For many years now, vaccination has played a significant role in curbing the morbidity and mortality rate of some infectious diseases. It has even eradicated a number of disease entities which claimed countless lives before regardless of age. One classic example of the outstanding role of vaccination in the prevention of disease is the eradication of smallpox more than 30 years ago, by combining an effective vaccination program with intense surveillance and public health control measures.

In spite of this, vaccination did not escape from the prying eyes of unrelenting scientific studies. It has continually been restudied and retested as new health concerns emerge. Recently, childhood vaccination was implicated with the development of autism and this has fueled numerous researches finding out the truth behind such implications. Unfortunately, allegations like this have caused some fears and reservations on the part of parents, whether or not to continue their child’s vaccination.

1. Parents think that vaccinations might cause mitochondrial disease and autism

This issue about vaccination causing mitochondrial disease and autism drew public concern when a girl suffered from a regressive encephalopathy with features of autism after receiving 5 standard childhood vaccines last July 2000. Four years after, the Department of Health and Human Services agreed that there was a possibility that vaccination aggravated an underlying mitochondrial disorder.
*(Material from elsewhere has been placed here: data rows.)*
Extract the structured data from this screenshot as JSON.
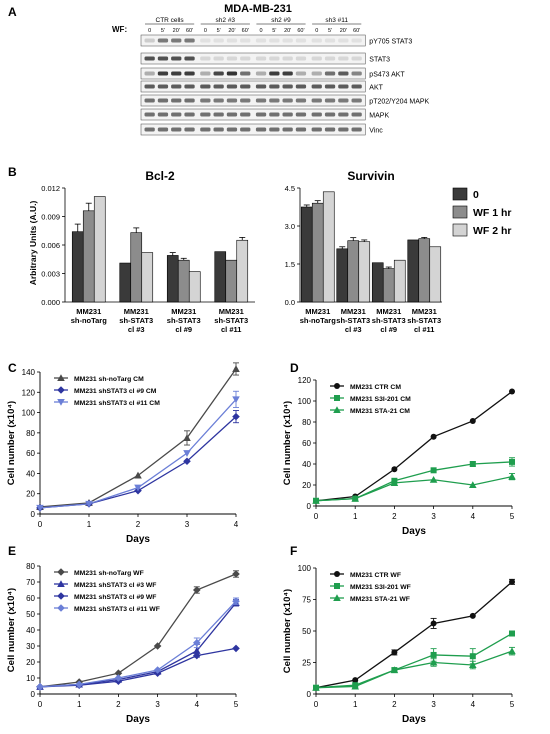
{
  "figure_title": "MDA-MB-231",
  "panels": {
    "A": "A",
    "B": "B",
    "C": "C",
    "D": "D",
    "E": "E",
    "F": "F"
  },
  "blot": {
    "wf_label": "WF:",
    "groups": [
      "CTR cells",
      "sh2 #3",
      "sh2 #9",
      "sh3 #11"
    ],
    "timepoints": [
      "0",
      "5'",
      "20'",
      "60'"
    ],
    "rows": [
      {
        "label": "pY705 STAT3",
        "intensity": [
          0.15,
          0.55,
          0.55,
          0.55,
          0.05,
          0.05,
          0.05,
          0.05,
          0.05,
          0.05,
          0.05,
          0.05,
          0.05,
          0.05,
          0.05,
          0.05
        ]
      },
      {
        "label": "STAT3",
        "intensity": [
          0.75,
          0.75,
          0.75,
          0.75,
          0.1,
          0.1,
          0.1,
          0.1,
          0.1,
          0.1,
          0.1,
          0.1,
          0.1,
          0.1,
          0.1,
          0.1
        ]
      },
      {
        "label": "pS473 AKT",
        "intensity": [
          0.3,
          0.85,
          0.85,
          0.85,
          0.3,
          0.8,
          0.9,
          0.6,
          0.3,
          0.85,
          0.85,
          0.3,
          0.3,
          0.6,
          0.7,
          0.5
        ]
      },
      {
        "label": "AKT",
        "intensity": [
          0.7,
          0.7,
          0.7,
          0.7,
          0.7,
          0.7,
          0.7,
          0.7,
          0.7,
          0.7,
          0.7,
          0.7,
          0.7,
          0.7,
          0.7,
          0.7
        ]
      },
      {
        "label": "pT202/Y204 MAPK",
        "intensity": [
          0.6,
          0.6,
          0.6,
          0.6,
          0.55,
          0.55,
          0.55,
          0.55,
          0.55,
          0.55,
          0.55,
          0.55,
          0.55,
          0.55,
          0.55,
          0.55
        ]
      },
      {
        "label": "MAPK",
        "intensity": [
          0.6,
          0.6,
          0.6,
          0.6,
          0.6,
          0.6,
          0.6,
          0.6,
          0.6,
          0.6,
          0.6,
          0.6,
          0.6,
          0.6,
          0.6,
          0.6
        ]
      },
      {
        "label": "Vinc",
        "intensity": [
          0.6,
          0.6,
          0.6,
          0.6,
          0.6,
          0.6,
          0.6,
          0.6,
          0.6,
          0.6,
          0.6,
          0.6,
          0.6,
          0.6,
          0.6,
          0.6
        ]
      }
    ]
  },
  "chart_data": [
    {
      "id": "B-bcl2",
      "type": "bar",
      "title": "Bcl-2",
      "ylabel": "Arbitrary Units (A.U.)",
      "ylim": [
        0,
        0.012
      ],
      "yticks": [
        "0.000",
        "0.003",
        "0.006",
        "0.009",
        "0.012"
      ],
      "categories": [
        [
          "MM231",
          "sh-noTarg"
        ],
        [
          "MM231",
          "sh-STAT3",
          "cl #3"
        ],
        [
          "MM231",
          "sh-STAT3",
          "cl #9"
        ],
        [
          "MM231",
          "sh-STAT3",
          "cl #11"
        ]
      ],
      "series": [
        {
          "name": "0",
          "color": "#3a3a3a",
          "values": [
            0.0074,
            0.0041,
            0.0049,
            0.0053
          ],
          "err": [
            0.0008,
            0,
            0.0003,
            0
          ]
        },
        {
          "name": "WF 1 hr",
          "color": "#8c8c8c",
          "values": [
            0.0096,
            0.0073,
            0.0044,
            0.0044
          ],
          "err": [
            0.0008,
            0.0005,
            0.0002,
            0
          ]
        },
        {
          "name": "WF 2 hr",
          "color": "#d4d4d4",
          "values": [
            0.0111,
            0.0052,
            0.0032,
            0.0065
          ],
          "err": [
            0,
            0,
            0,
            0.0003
          ]
        }
      ]
    },
    {
      "id": "B-survivin",
      "type": "bar",
      "title": "Survivin",
      "ylabel": "",
      "ylim": [
        0,
        4.5
      ],
      "yticks": [
        "0.0",
        "1.5",
        "3.0",
        "4.5"
      ],
      "categories": [
        [
          "MM231",
          "sh-noTarg"
        ],
        [
          "MM231",
          "sh-STAT3",
          "cl #3"
        ],
        [
          "MM231",
          "sh-STAT3",
          "cl #9"
        ],
        [
          "MM231",
          "sh-STAT3",
          "cl #11"
        ]
      ],
      "legend": [
        "0",
        "WF 1 hr",
        "WF 2 hr"
      ],
      "series": [
        {
          "name": "0",
          "color": "#3a3a3a",
          "values": [
            3.75,
            2.1,
            1.55,
            2.45
          ],
          "err": [
            0.08,
            0.08,
            0,
            0
          ]
        },
        {
          "name": "WF 1 hr",
          "color": "#8c8c8c",
          "values": [
            3.9,
            2.42,
            1.32,
            2.5
          ],
          "err": [
            0.1,
            0.12,
            0.06,
            0.05
          ]
        },
        {
          "name": "WF 2 hr",
          "color": "#d4d4d4",
          "values": [
            4.35,
            2.38,
            1.65,
            2.18
          ],
          "err": [
            0,
            0.07,
            0,
            0
          ]
        }
      ]
    },
    {
      "id": "C",
      "type": "line",
      "xlabel": "Days",
      "ylabel": "Cell number (x10⁴)",
      "xlim": [
        0,
        4
      ],
      "ylim": [
        0,
        140
      ],
      "xticks": [
        0,
        1,
        2,
        3,
        4
      ],
      "yticks": [
        0,
        20,
        40,
        60,
        80,
        100,
        120,
        140
      ],
      "series": [
        {
          "name": "MM231 sh-noTarg CM",
          "color": "#4a4a4a",
          "marker": "triangle",
          "x": [
            0,
            1,
            2,
            3,
            4
          ],
          "y": [
            7,
            11,
            38,
            75,
            143
          ],
          "err": [
            0,
            0,
            0,
            7,
            6
          ]
        },
        {
          "name": "MM231 shSTAT3 cl #9 CM",
          "color": "#2e35a0",
          "marker": "diamond",
          "x": [
            0,
            1,
            2,
            3,
            4
          ],
          "y": [
            6,
            10,
            23,
            52,
            96
          ],
          "err": [
            0,
            0,
            0,
            0,
            6
          ]
        },
        {
          "name": "MM231 shSTAT3 cl #11 CM",
          "color": "#6b7fd7",
          "marker": "triangle-down",
          "x": [
            0,
            1,
            2,
            3,
            4
          ],
          "y": [
            6,
            10,
            26,
            60,
            113
          ],
          "err": [
            0,
            0,
            0,
            0,
            8
          ]
        }
      ]
    },
    {
      "id": "D",
      "type": "line",
      "xlabel": "Days",
      "ylabel": "Cell number (x10⁴)",
      "xlim": [
        0,
        5
      ],
      "ylim": [
        0,
        120
      ],
      "xticks": [
        0,
        1,
        2,
        3,
        4,
        5
      ],
      "yticks": [
        0,
        20,
        40,
        60,
        80,
        100,
        120
      ],
      "series": [
        {
          "name": "MM231 CTR CM",
          "color": "#111111",
          "marker": "circle",
          "x": [
            0,
            1,
            2,
            3,
            4,
            5
          ],
          "y": [
            5,
            9,
            35,
            66,
            81,
            109
          ],
          "err": [
            0,
            0,
            0,
            0,
            0,
            0
          ]
        },
        {
          "name": "MM231 S3I-201 CM",
          "color": "#1f9e4e",
          "marker": "square",
          "x": [
            0,
            1,
            2,
            3,
            4,
            5
          ],
          "y": [
            5,
            7,
            24,
            34,
            40,
            42
          ],
          "err": [
            0,
            0,
            0,
            0,
            2,
            4
          ]
        },
        {
          "name": "MM231 STA-21 CM",
          "color": "#1f9e4e",
          "marker": "triangle",
          "x": [
            0,
            1,
            2,
            3,
            4,
            5
          ],
          "y": [
            5,
            7,
            22,
            25,
            20,
            28
          ],
          "err": [
            0,
            0,
            0,
            0,
            0,
            3
          ]
        }
      ]
    },
    {
      "id": "E",
      "type": "line",
      "xlabel": "Days",
      "ylabel": "Cell number (x10⁴)",
      "xlim": [
        0,
        5
      ],
      "ylim": [
        0,
        80
      ],
      "xticks": [
        0,
        1,
        2,
        3,
        4,
        5
      ],
      "yticks": [
        0,
        10,
        20,
        30,
        40,
        50,
        60,
        70,
        80
      ],
      "series": [
        {
          "name": "MM231 sh-noTarg WF",
          "color": "#4a4a4a",
          "marker": "diamond",
          "x": [
            0,
            1,
            2,
            3,
            4,
            5
          ],
          "y": [
            4.5,
            7.5,
            13,
            30,
            65,
            75
          ],
          "err": [
            0,
            0,
            0,
            0,
            2,
            2
          ]
        },
        {
          "name": "MM231 shSTAT3 cl #3 WF",
          "color": "#2e35a0",
          "marker": "triangle",
          "x": [
            0,
            1,
            2,
            3,
            4,
            5
          ],
          "y": [
            4.5,
            6,
            9,
            14,
            27,
            57
          ],
          "err": [
            0,
            0,
            0,
            0,
            4,
            2
          ]
        },
        {
          "name": "MM231 shSTAT3 cl #9 WF",
          "color": "#2e35a0",
          "marker": "diamond",
          "x": [
            0,
            1,
            2,
            3,
            4,
            5
          ],
          "y": [
            4.5,
            5.5,
            8,
            13,
            24,
            28.5
          ],
          "err": [
            0,
            0,
            0,
            0,
            0,
            0
          ]
        },
        {
          "name": "MM231 shSTAT3 cl #11 WF",
          "color": "#6b7fd7",
          "marker": "diamond",
          "x": [
            0,
            1,
            2,
            3,
            4,
            5
          ],
          "y": [
            4.5,
            6,
            10,
            15,
            32,
            58
          ],
          "err": [
            0,
            0,
            0,
            0,
            3,
            2
          ]
        }
      ]
    },
    {
      "id": "F",
      "type": "line",
      "xlabel": "Days",
      "ylabel": "Cell number (x10⁴)",
      "xlim": [
        0,
        5
      ],
      "ylim": [
        0,
        100
      ],
      "xticks": [
        0,
        1,
        2,
        3,
        4,
        5
      ],
      "yticks": [
        0,
        25,
        50,
        75,
        100
      ],
      "series": [
        {
          "name": "MM231 CTR WF",
          "color": "#111111",
          "marker": "circle",
          "x": [
            0,
            1,
            2,
            3,
            4,
            5
          ],
          "y": [
            5,
            11,
            33,
            56,
            62,
            89
          ],
          "err": [
            0,
            0,
            2,
            4,
            0,
            2
          ]
        },
        {
          "name": "MM231 S3I-201 WF",
          "color": "#1f9e4e",
          "marker": "square",
          "x": [
            0,
            1,
            2,
            3,
            4,
            5
          ],
          "y": [
            5,
            7,
            19,
            31,
            30,
            48
          ],
          "err": [
            0,
            0,
            0,
            5,
            6,
            2
          ]
        },
        {
          "name": "MM231 STA-21 WF",
          "color": "#1f9e4e",
          "marker": "triangle",
          "x": [
            0,
            1,
            2,
            3,
            4,
            5
          ],
          "y": [
            5,
            6,
            19,
            25,
            23,
            34
          ],
          "err": [
            0,
            0,
            0,
            3,
            3,
            3
          ]
        }
      ]
    }
  ]
}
Note that the keywords here are “possibility” and “underlying”.

Parents should understand that mitochondrial disorders are heritable disorders that can be inherited by the child directly from the mother. Since mitochondria are the powerhouse and energy-making structures inside the cells of our bodies, any disorder in this structure can cause a child to get little energy to power his nervous system, immune system and other bodily functions. Therefore, to start with, the immune system of the child with a pre-existing mitochondrial disease is depressed, and there is no way he can be able to mount a good response to vaccination. In this case, the child will not benefit from childhood vaccinations, and might even trigger serious symptoms.
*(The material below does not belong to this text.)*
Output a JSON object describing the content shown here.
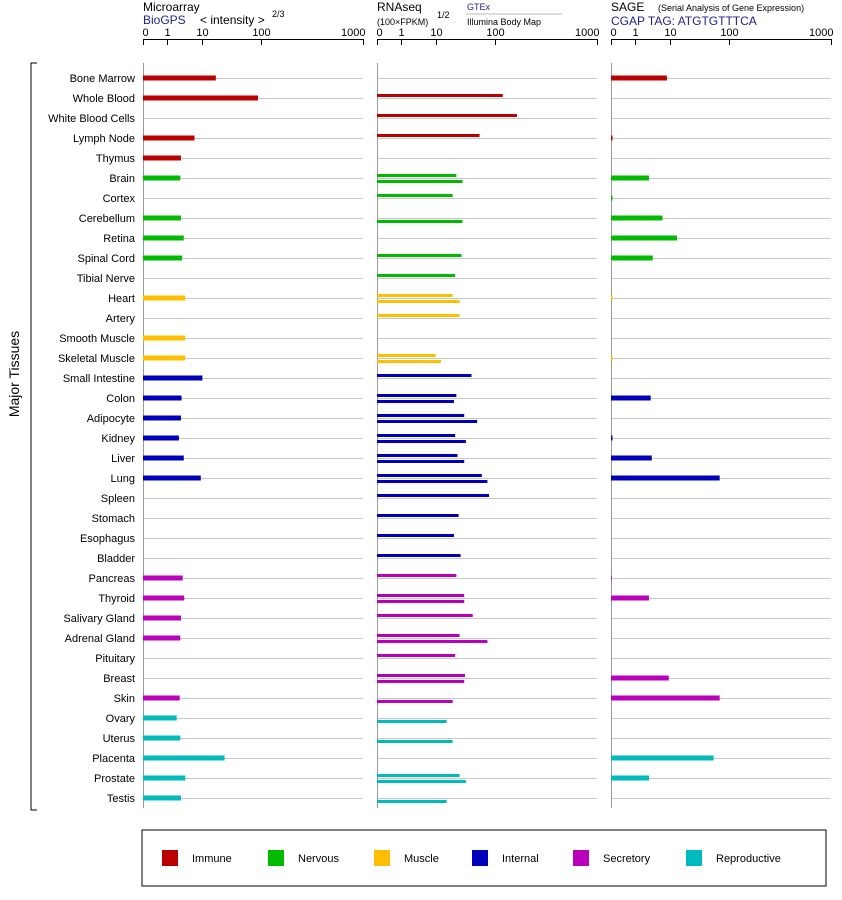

Mitochondrial disease was possibly aggravated by vaccination but up to this date, there is no study that can scientifically prove that vaccines can cause mitochondrial disease and autism.

2. Parents are worried that the vaccine side effects are dangerous

The truth is that vaccines have side effects but these side effects are minor which include redness or swelling at the injection site, soreness, low grade fever, temporary headache, dizziness, fatigue, or appetite loss. Some children who are allergic to eggs will not be given influenza and yellow fever vaccines because these vaccines are made from eggs. Also, if the child develops a life-threatening severe allergic reaction to the vaccine, further doses will no longer be given. In very rare occasions, a child may develop seizures and this warrants absolute contraindication to vaccination.
Even though these rare side effects may appear quite troubling, in general, vaccines are still much safer than the disease they prevent. Anyway, there are questions doctors use to screen to identify those who have special risk, so necessary precautions can be done.
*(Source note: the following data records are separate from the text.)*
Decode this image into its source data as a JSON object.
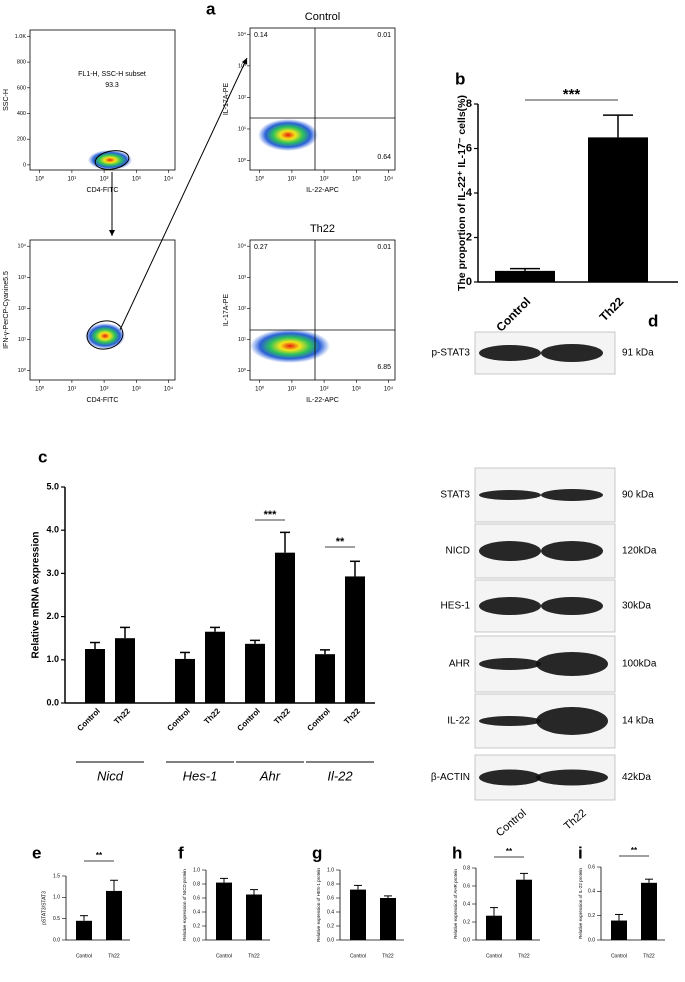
{
  "flow_plots": [
    {
      "label": "a",
      "xlabel": "CD4-FITC",
      "ylabel": "SSC-H",
      "gate_label": "FL1-H, SSC-H subset",
      "gate_value": 93.3,
      "xlim": [
        -0.3,
        4.2
      ],
      "xticks": [
        {
          "value": 0,
          "label": "10⁰"
        },
        {
          "value": 1,
          "label": "10¹"
        },
        {
          "value": 2,
          "label": "10²"
        },
        {
          "value": 3,
          "label": "10³"
        },
        {
          "value": 4,
          "label": "10⁴"
        }
      ],
      "ylim": [
        -40,
        1050
      ],
      "yticks": [
        0,
        200,
        400,
        600,
        800,
        {
          "value": 1000,
          "label": "1.0K"
        }
      ]
    },
    {
      "xlabel": "CD4-FITC",
      "ylabel": "IFN-γ-PerCP-Cyanine5.5",
      "xlim": [
        -0.3,
        4.2
      ],
      "xticks": [
        {
          "value": 0,
          "label": "10⁰"
        },
        {
          "value": 1,
          "label": "10¹"
        },
        {
          "value": 2,
          "label": "10²"
        },
        {
          "value": 3,
          "label": "10³"
        },
        {
          "value": 4,
          "label": "10⁴"
        }
      ],
      "ylim": [
        -0.3,
        4.2
      ],
      "yticks": [
        {
          "value": 0,
          "label": "10⁰"
        },
        {
          "value": 1,
          "label": "10¹"
        },
        {
          "value": 2,
          "label": "10²"
        },
        {
          "value": 3,
          "label": "10³"
        },
        {
          "value": 4,
          "label": "10⁴"
        }
      ]
    },
    {
      "title": "Control",
      "xlabel": "IL-22-APC",
      "ylabel": "IL-17A-PE",
      "upper_left": 0.14,
      "upper_right": 0.01,
      "lower_right": 0.64,
      "xlim": [
        -0.3,
        4.2
      ],
      "xticks": [
        {
          "value": 0,
          "label": "10⁰"
        },
        {
          "value": 1,
          "label": "10¹"
        },
        {
          "value": 2,
          "label": "10²"
        },
        {
          "value": 3,
          "label": "10³"
        },
        {
          "value": 4,
          "label": "10⁴"
        }
      ],
      "ylim": [
        -0.3,
        4.2
      ],
      "yticks": [
        {
          "value": 0,
          "label": "10⁰"
        },
        {
          "value": 1,
          "label": "10¹"
        },
        {
          "value": 2,
          "label": "10²"
        },
        {
          "value": 3,
          "label": "10³"
        },
        {
          "value": 4,
          "label": "10⁴"
        }
      ]
    },
    {
      "title": "Th22",
      "xlabel": "IL-22-APC",
      "ylabel": "IL-17A-PE",
      "upper_left": 0.27,
      "upper_right": 0.01,
      "lower_right": 6.85,
      "xlim": [
        -0.3,
        4.2
      ],
      "xticks": [
        {
          "value": 0,
          "label": "10⁰"
        },
        {
          "value": 1,
          "label": "10¹"
        },
        {
          "value": 2,
          "label": "10²"
        },
        {
          "value": 3,
          "label": "10³"
        },
        {
          "value": 4,
          "label": "10⁴"
        }
      ],
      "ylim": [
        -0.3,
        4.2
      ],
      "yticks": [
        {
          "value": 0,
          "label": "10⁰"
        },
        {
          "value": 1,
          "label": "10¹"
        },
        {
          "value": 2,
          "label": "10²"
        },
        {
          "value": 3,
          "label": "10³"
        },
        {
          "value": 4,
          "label": "10⁴"
        }
      ]
    }
  ],
  "chart_data": [
    {
      "type": "bar",
      "label": "b",
      "ylabel": "The proportion of IL-22⁺ IL-17⁻ cells(%)",
      "categories": [
        "Control",
        "Th22"
      ],
      "values": [
        0.5,
        6.5
      ],
      "errors": [
        0.1,
        1.0
      ],
      "color": "#000000",
      "ylim": [
        0,
        8
      ],
      "yticks": [
        0,
        2,
        4,
        6,
        8
      ],
      "annotations": [
        "***"
      ]
    },
    {
      "type": "bar",
      "label": "c",
      "ylabel": "Relative mRNA expression",
      "categories": [
        "Control",
        "Th22",
        "Control",
        "Th22",
        "Control",
        "Th22",
        "Control",
        "Th22"
      ],
      "groups": [
        "Nicd",
        "Hes-1",
        "Ahr",
        "Il-22"
      ],
      "values": [
        1.25,
        1.5,
        1.02,
        1.65,
        1.37,
        3.48,
        1.13,
        2.93
      ],
      "errors": [
        0.15,
        0.25,
        0.15,
        0.1,
        0.08,
        0.47,
        0.1,
        0.35
      ],
      "color": "#000000",
      "ylim": [
        0,
        5
      ],
      "yticks": [
        {
          "value": 0,
          "label": "0.0"
        },
        {
          "value": 1,
          "label": "1.0"
        },
        {
          "value": 2,
          "label": "2.0"
        },
        {
          "value": 3,
          "label": "3.0"
        },
        {
          "value": 4,
          "label": "4.0"
        },
        {
          "value": 5,
          "label": "5.0"
        }
      ],
      "annotations": [
        "***",
        "**"
      ]
    },
    {
      "type": "bar",
      "label": "e",
      "ylabel": "pSTAT3/STAT3",
      "categories": [
        "Control",
        "Th22"
      ],
      "values": [
        0.45,
        1.15
      ],
      "errors": [
        0.12,
        0.25
      ],
      "color": "#000000",
      "ylim": [
        0,
        1.5
      ],
      "yticks": [
        {
          "value": 0,
          "label": "0.0"
        },
        {
          "value": 0.5,
          "label": "0.5"
        },
        {
          "value": 1,
          "label": "1.0"
        },
        {
          "value": 1.5,
          "label": "1.5"
        }
      ],
      "annotations": [
        "**"
      ]
    },
    {
      "type": "bar",
      "label": "f",
      "ylabel": "Relative expression of NICD protein",
      "categories": [
        "Control",
        "Th22"
      ],
      "values": [
        0.82,
        0.65
      ],
      "errors": [
        0.06,
        0.07
      ],
      "color": "#000000",
      "ylim": [
        0,
        1
      ],
      "yticks": [
        {
          "value": 0,
          "label": "0.0"
        },
        {
          "value": 0.2,
          "label": "0.2"
        },
        {
          "value": 0.4,
          "label": "0.4"
        },
        {
          "value": 0.6,
          "label": "0.6"
        },
        {
          "value": 0.8,
          "label": "0.8"
        },
        {
          "value": 1,
          "label": "1.0"
        }
      ]
    },
    {
      "type": "bar",
      "label": "g",
      "ylabel": "Relative expression of HES-1 protein",
      "categories": [
        "Control",
        "Th22"
      ],
      "values": [
        0.72,
        0.6
      ],
      "errors": [
        0.06,
        0.03
      ],
      "color": "#000000",
      "ylim": [
        0,
        1
      ],
      "yticks": [
        {
          "value": 0,
          "label": "0.0"
        },
        {
          "value": 0.2,
          "label": "0.2"
        },
        {
          "value": 0.4,
          "label": "0.4"
        },
        {
          "value": 0.6,
          "label": "0.6"
        },
        {
          "value": 0.8,
          "label": "0.8"
        },
        {
          "value": 1,
          "label": "1.0"
        }
      ]
    },
    {
      "type": "bar",
      "label": "h",
      "ylabel": "Relative expression of AHR protein",
      "categories": [
        "Control",
        "Th22"
      ],
      "values": [
        0.27,
        0.67
      ],
      "errors": [
        0.09,
        0.07
      ],
      "color": "#000000",
      "ylim": [
        0,
        0.8
      ],
      "yticks": [
        {
          "value": 0,
          "label": "0.0"
        },
        {
          "value": 0.2,
          "label": "0.2"
        },
        {
          "value": 0.4,
          "label": "0.4"
        },
        {
          "value": 0.6,
          "label": "0.6"
        },
        {
          "value": 0.8,
          "label": "0.8"
        }
      ],
      "annotations": [
        "**"
      ]
    },
    {
      "type": "bar",
      "label": "i",
      "ylabel": "Relative expression of IL-22 protein",
      "categories": [
        "Control",
        "Th22"
      ],
      "values": [
        0.16,
        0.47
      ],
      "errors": [
        0.05,
        0.03
      ],
      "color": "#000000",
      "ylim": [
        0,
        0.6
      ],
      "yticks": [
        {
          "value": 0,
          "label": "0.0"
        },
        {
          "value": 0.2,
          "label": "0.2"
        },
        {
          "value": 0.4,
          "label": "0.4"
        },
        {
          "value": 0.6,
          "label": "0.6"
        }
      ],
      "annotations": [
        "**"
      ]
    }
  ],
  "western": {
    "label": "d",
    "lanes": [
      "Control",
      "Th22"
    ],
    "rows": [
      {
        "name": "p-STAT3",
        "kda": "91 kDa"
      },
      {
        "name": "STAT3",
        "kda": "90  kDa"
      },
      {
        "name": "NICD",
        "kda": "120kDa"
      },
      {
        "name": "HES-1",
        "kda": "30kDa"
      },
      {
        "name": "AHR",
        "kda": "100kDa"
      },
      {
        "name": "IL-22",
        "kda": "14 kDa"
      },
      {
        "name": "β-ACTIN",
        "kda": "42kDa"
      }
    ]
  }
}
3. Vaccines can cause the disease they are supposed to prevent

Many parents thought that just because their child got a flu vaccine shot, he should never get flu illness. It should be understood that flu virus has many serotypes and is constantly mutating. This is the reason why flu vaccine is given every year. Hence, the flu vaccine does not provide 100% protection, but they decrease the chances of getting the flu infection. While it may be true that a person vaccinated with flu vaccine can still get the infection in his lifetime, the vaccine itself does not cause the flu.

Vaccination offers protection to wide variety of serious and potentially fatal diseases that your child could possibly get, including diphtheria, polio, tetanus, measles, whooping cough, pneumococcal infection and other vaccine-preventable diseases. It is important for a parent to keep themselves informed by comfortably raising questions with their doctor or nurse. In this way, you avoid the temptation of skipping your child’s vaccination just because of mere controversies and speculations.